Possible speedup in searchsortedfirst

[IlianPihlajamaa]

julia> versioninfo()
Julia Version 1.10.0
Commit 3120989f39 (2023-12-25 18:01 UTC)
Build Info:
  Official https://julialang.org/ release
Platform Info:
  OS: Windows (x86_64-w64-mingw32)
  CPU: 12 × Intel(R) Core(TM) i7-9750H CPU @ 2.60GHz
  WORD_SIZE: 64
  LIBM: libopenlibm
  LLVM: libLLVM-15.0.7 (ORCJIT, skylake)
  Threads: 1 on 12 virtual cores

I get a good speedup by the following change (here searchsortedfirst1 is the function copied from Base.Sort).

import Base.Sort: lt, DirectOrdering, ForwardOrdering, ReverseOrdering
import Base:require_one_based_indexing

function searchsortedfirst1(a::AbstractRange{<:Real}, x::Real, o::DirectOrdering)::keytype(a)
    require_one_based_indexing(a)
    f, h, l = first(a), step(a), last(a)
    if !lt(o, f, x)
        1
    elseif h == 0 || lt(o, l, x)
        length(a) + 1
    else
        n = round(Integer, (x - f) / h + 1)
        lt(o, a[n], x) ? n + 1 : n
    end
end


function searchsortedfirst2(a::AbstractRange{<:Real}, x::Real, o::DirectOrdering)::keytype(a)
    require_one_based_indexing(a)
    f, h, l = first(a), step(a), last(a)
    if !lt(o, f, x)
        1
    elseif h == 0 || lt(o, l, x)
        length(a) + 1
    else
        ceil(Integer, (x - f) / h + 1) # this bit is different
    end
end

using BenchmarkTools

function main()
    a = range(0, 1, length=10)
    x = rand()

    n1 = searchsortedfirst1(a, x, ForwardOrdering())
    n2 = searchsortedfirst2(a, x, ForwardOrdering())
    @show n1 == n2

    # test for point exactly on gridpoint
    n1 = searchsortedfirst1(a, a[5], ForwardOrdering()) 
    n2 = searchsortedfirst2(a, a[5], ForwardOrdering())
    @show n1 == n2

    @btime searchsortedfirst1($a, $x, ForwardOrdering()) 
    @btime searchsortedfirst2($a, $x, ForwardOrdering())

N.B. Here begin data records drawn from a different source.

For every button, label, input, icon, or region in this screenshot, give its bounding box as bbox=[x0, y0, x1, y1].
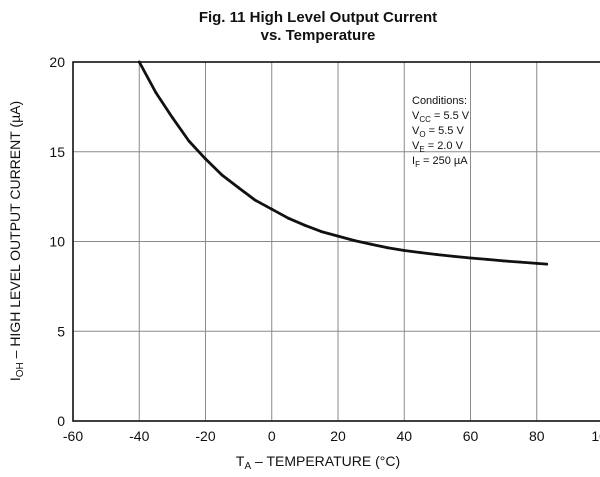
y-tick-label: 0 bbox=[57, 413, 65, 429]
x-axis-label: TA – TEMPERATURE (°C) bbox=[236, 453, 400, 472]
y-tick-label: 15 bbox=[49, 144, 65, 160]
conditions-heading: Conditions: bbox=[412, 95, 467, 107]
data-point bbox=[137, 60, 141, 64]
data-point bbox=[545, 262, 549, 266]
x-tick-label: 0 bbox=[268, 428, 276, 444]
data-point bbox=[187, 139, 191, 143]
data-point bbox=[353, 239, 356, 243]
data-point bbox=[286, 216, 290, 220]
x-tick-label: -20 bbox=[195, 428, 215, 444]
data-point bbox=[452, 255, 456, 258]
data-point bbox=[386, 246, 390, 250]
y-tick-labels: 0 5 10 15 20 bbox=[49, 54, 65, 429]
x-tick-label: 20 bbox=[330, 428, 346, 444]
data-point bbox=[518, 260, 522, 264]
data-point bbox=[535, 262, 539, 265]
x-tick-labels: -60 -40 -20 0 20 40 60 80 100 bbox=[63, 428, 600, 444]
y-tick-label: 5 bbox=[57, 323, 65, 339]
x-tick-label: 60 bbox=[463, 428, 479, 444]
chart-title: Fig. 11 High Level Output Current vs. Te… bbox=[199, 9, 437, 44]
x-tick-label: 80 bbox=[529, 428, 545, 444]
x-tick-label: -40 bbox=[129, 428, 149, 444]
data-point bbox=[220, 173, 224, 177]
plot-frame bbox=[72, 61, 600, 422]
y-tick-label: 10 bbox=[49, 234, 65, 250]
data-point bbox=[402, 249, 406, 252]
data-point bbox=[502, 259, 505, 263]
series-points bbox=[137, 60, 549, 266]
x-tick-label: 100 bbox=[591, 428, 600, 444]
data-point bbox=[485, 258, 489, 261]
chart-title-line-2: vs. Temperature bbox=[261, 27, 376, 44]
data-point bbox=[171, 116, 174, 119]
data-point bbox=[270, 207, 274, 211]
condition-vcc: VCC = 5.5 V bbox=[412, 110, 470, 124]
x-tick-label: -60 bbox=[63, 428, 83, 444]
condition-vo: VO = 5.5 V bbox=[412, 125, 464, 139]
data-point bbox=[320, 230, 323, 234]
y-axis-label: IOH – HIGH LEVEL OUTPUT CURRENT (µA) bbox=[7, 101, 26, 381]
x-tick-label: 40 bbox=[396, 428, 412, 444]
data-point bbox=[253, 198, 257, 202]
condition-ve: VE = 2.0 V bbox=[412, 140, 464, 154]
y-tick-label: 20 bbox=[49, 54, 65, 70]
data-point bbox=[154, 91, 158, 94]
data-point bbox=[303, 223, 307, 227]
data-point bbox=[204, 157, 207, 161]
data-point bbox=[469, 256, 472, 260]
condition-if: IF = 250 µA bbox=[412, 155, 468, 169]
chart-title-line-1: Fig. 11 High Level Output Current bbox=[199, 9, 437, 26]
data-point bbox=[369, 242, 373, 246]
data-point bbox=[419, 251, 423, 255]
data-point bbox=[436, 253, 439, 256]
data-point bbox=[336, 234, 340, 238]
series-line bbox=[137, 60, 549, 266]
gridlines bbox=[72, 61, 600, 422]
data-point bbox=[237, 186, 241, 190]
conditions-annotation: Conditions: VCC = 5.5 V VO = 5.5 V VE = … bbox=[412, 95, 470, 169]
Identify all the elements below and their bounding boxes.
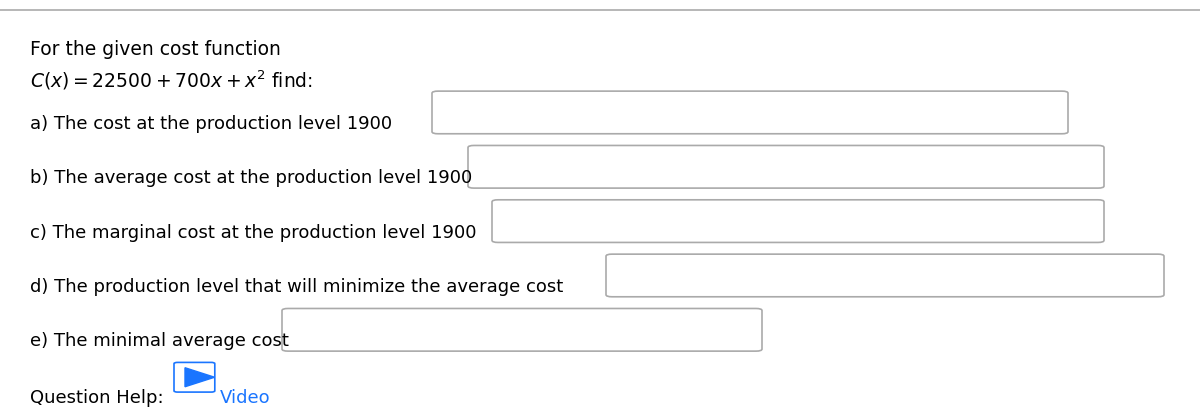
Text: d) The production level that will minimize the average cost: d) The production level that will minimi… [30, 278, 563, 296]
Text: a) The cost at the production level 1900: a) The cost at the production level 1900 [30, 115, 392, 133]
Polygon shape [185, 368, 215, 387]
FancyBboxPatch shape [468, 145, 1104, 188]
FancyBboxPatch shape [432, 91, 1068, 134]
FancyBboxPatch shape [606, 254, 1164, 297]
Text: b) The average cost at the production level 1900: b) The average cost at the production le… [30, 169, 473, 187]
FancyBboxPatch shape [492, 200, 1104, 242]
Text: e) The minimal average cost: e) The minimal average cost [30, 332, 289, 350]
Text: For the given cost function: For the given cost function [30, 40, 281, 59]
Text: Video: Video [220, 389, 270, 407]
Text: c) The marginal cost at the production level 1900: c) The marginal cost at the production l… [30, 224, 476, 242]
Text: $C(x) = 22500 + 700x + x^2$ find:: $C(x) = 22500 + 700x + x^2$ find: [30, 69, 313, 92]
Text: Question Help:: Question Help: [30, 389, 181, 407]
FancyBboxPatch shape [174, 362, 215, 392]
FancyBboxPatch shape [282, 308, 762, 351]
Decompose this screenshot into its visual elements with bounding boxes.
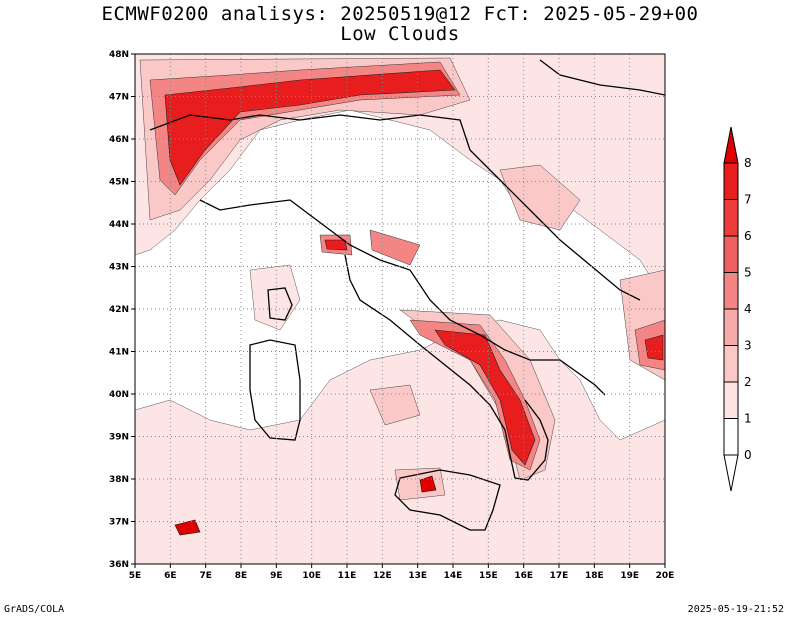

    a = range(1, 0, length=10)
    x = rand()

    n1 = searchsortedfirst1(a, x, ReverseOrdering())
    n2 = searchsortedfirst2(a, x, ReverseOrdering())
    @show n1 == n2

    # test for point exactly on gridpoint
    n1 = searchsortedfirst1(a, a[5], ReverseOrdering()) 
    n2 = searchsortedfirst2(a, a[5], ReverseOrdering())
    @show n1 == n2

    @btime searchsortedfirst1($a, $x, ReverseOrdering()) 
    @btime searchsortedfirst2($a, $x, ReverseOrdering())
end

main()

n1 == n2 = true
n1 == n2 = true
27.236 ns (0 allocations: 0 bytes)
13.614 ns (0 allocations: 0 bytes)
n1 == n2 = true
n1 == n2 = true
27.035 ns (0 allocations: 0 bytes)
17.735 ns (0 allocations: 0 bytes)

[mikmoore]

It looks like you should open a PR for this altered implementation.

However, my initial suspicion is that this will very rarely lead to the wrong result. I expect that the lt(o, a[n], x) ? n + 1 : n switch in the original is necessary to correct for very rare rounding "errors" that would lead to off-by-one results. I imagine (hope?) we have some tests for such cases, which a PR would be evaluated against.

[IlianPihlajamaa]

You are right, of course. I found such a pathological case:

a = 0.7346369851144842:2.097212148566592e-10:1.1674647790886943
idx = 568251599

n1 = searchsortedfirst1(a, a[idx], ForwardOrdering()) 
n2 = searchsortedfirst2(a, a[idx], ForwardOrdering())
n1 == n2 # false